NFR Project: “Letter from an Unknown Woman”
Dir: Max Ophuls
Scr: Howard Koch
Pho: Franz Planer
Ed: Ted J. Kent
Premiere: April 28, 1948
86 min.
This is a very uncharacteristic Hollywood movie. This is due to three men – writer Stefan Zweig, producer John Houseman, and director Max Ophuls.
Zweig (1881-1942) was one of the world’s most popular writers. An Austrian, he wrote histories, biographies, and fiction, and was translated into many languages. When Hitler came to power, he escaped his homeland and came first to England and then America. He wrote of life and love in turn-of-the-century Vienna quite eloquently, and with a nostalgia for the pre-World War I culture of the capital. Tragically, his despair over the loss of that culture led to his eventual suicide.
John Houseman (1902-1988), known today for his acting work late in his life, was in fact a Hungarian who was educated in England, and who moved to America in 1925. After a successful career as a grain merchant, he turned to the theater and became a highly regarded writer and producer, best known for his collaborations with a young Orson Welles. When he moved into producing films, he was noted for his meticulous work on prestigious projects. Letter from an Unknown Woman is an example of his superior attention to period detail.
Max Ophuls (1902-1957) was the third Jewish man of this triumvirate of talent. An acclaimed and experienced film director, he also escaped the Nazis and came first to France, and then to America in 1941. Here he continued his career. Letter from an Unknown Woman is his most honored film from this period; he returned to Europe after World War II and made his masterpieces – La Ronde, Lola Montes, Le Plaisir, and The Earrings of Madame de . . . .
Letter is an urbane and mature work, adapted from Zweig's 1922 novella, which examines a curse of unrequited love. A young woman (Joan Fontaine) falls in love with a promising – and womanizing – pianist (Louis Jordan). After years, she finally engineers an evening with him, which he promptly forgets. However, she becomes pregnant, gives birth, and raises their son alone, unknown to him.
Years later, the woman has married an officer, who adopts her son. By chance, she sees the pianist at a concert and determines to see him again. Her husband notes this and promises that he will act with decisiveness if she pursues her passion. Ignoring him, she attempts to reunite with the pianist but finds him a shallow individual who has wasted his talent. Unfortunately, she and her son contract typhus shortly after this and die, but not before she writes a letter to the pianist explaining all. At film’s end, the pianist finds that he has been challenged to a duel by the woman’s husband, and he sets off to an uncertain fate.

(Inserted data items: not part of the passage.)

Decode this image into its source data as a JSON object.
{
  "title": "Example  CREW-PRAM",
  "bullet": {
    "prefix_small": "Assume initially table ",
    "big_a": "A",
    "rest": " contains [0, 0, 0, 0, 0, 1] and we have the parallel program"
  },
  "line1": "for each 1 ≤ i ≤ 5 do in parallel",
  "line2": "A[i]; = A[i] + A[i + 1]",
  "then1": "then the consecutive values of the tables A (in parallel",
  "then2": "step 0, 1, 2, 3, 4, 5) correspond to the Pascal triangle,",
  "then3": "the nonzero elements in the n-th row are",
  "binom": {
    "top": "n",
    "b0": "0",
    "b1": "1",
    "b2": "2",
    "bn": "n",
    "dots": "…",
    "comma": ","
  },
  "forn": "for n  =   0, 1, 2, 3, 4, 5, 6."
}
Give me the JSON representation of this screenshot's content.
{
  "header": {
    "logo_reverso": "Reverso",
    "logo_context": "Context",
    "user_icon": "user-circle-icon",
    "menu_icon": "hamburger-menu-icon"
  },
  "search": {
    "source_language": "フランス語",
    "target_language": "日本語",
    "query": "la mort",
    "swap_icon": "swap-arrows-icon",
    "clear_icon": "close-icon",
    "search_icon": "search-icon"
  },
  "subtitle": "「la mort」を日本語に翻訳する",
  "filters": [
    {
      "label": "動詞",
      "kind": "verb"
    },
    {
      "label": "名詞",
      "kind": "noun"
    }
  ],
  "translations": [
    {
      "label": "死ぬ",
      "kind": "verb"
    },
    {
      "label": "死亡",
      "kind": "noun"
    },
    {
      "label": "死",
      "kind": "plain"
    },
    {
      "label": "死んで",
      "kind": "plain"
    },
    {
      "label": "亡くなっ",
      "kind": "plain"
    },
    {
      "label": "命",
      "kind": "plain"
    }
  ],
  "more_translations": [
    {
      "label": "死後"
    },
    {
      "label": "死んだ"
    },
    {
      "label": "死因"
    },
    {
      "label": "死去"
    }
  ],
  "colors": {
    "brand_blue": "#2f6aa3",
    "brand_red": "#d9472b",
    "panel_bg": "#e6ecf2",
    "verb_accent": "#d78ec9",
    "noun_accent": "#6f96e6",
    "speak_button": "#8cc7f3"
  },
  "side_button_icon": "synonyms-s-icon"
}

The film is told primarily in flashback, and we are given a vision of fin-de-siecle Vienna, gorgeously recreated for the cameras. The subjects of sex outside of wedlock and illegitimate birth was unheard of in Hollywood at the time, but Zweig, Houseman, and Ophus together craft an adult and sophisticated story that accepts the fact that these things happen, and that morality is not entirely black and white.
Ophuls’ patented swooping camera moves are here, and his delicate touch renders this most unconventional story realistic and comprehensible. Its maturity was far beyond the American standards of the time – Ophuls would have to return to Europe to craft more films in this vein.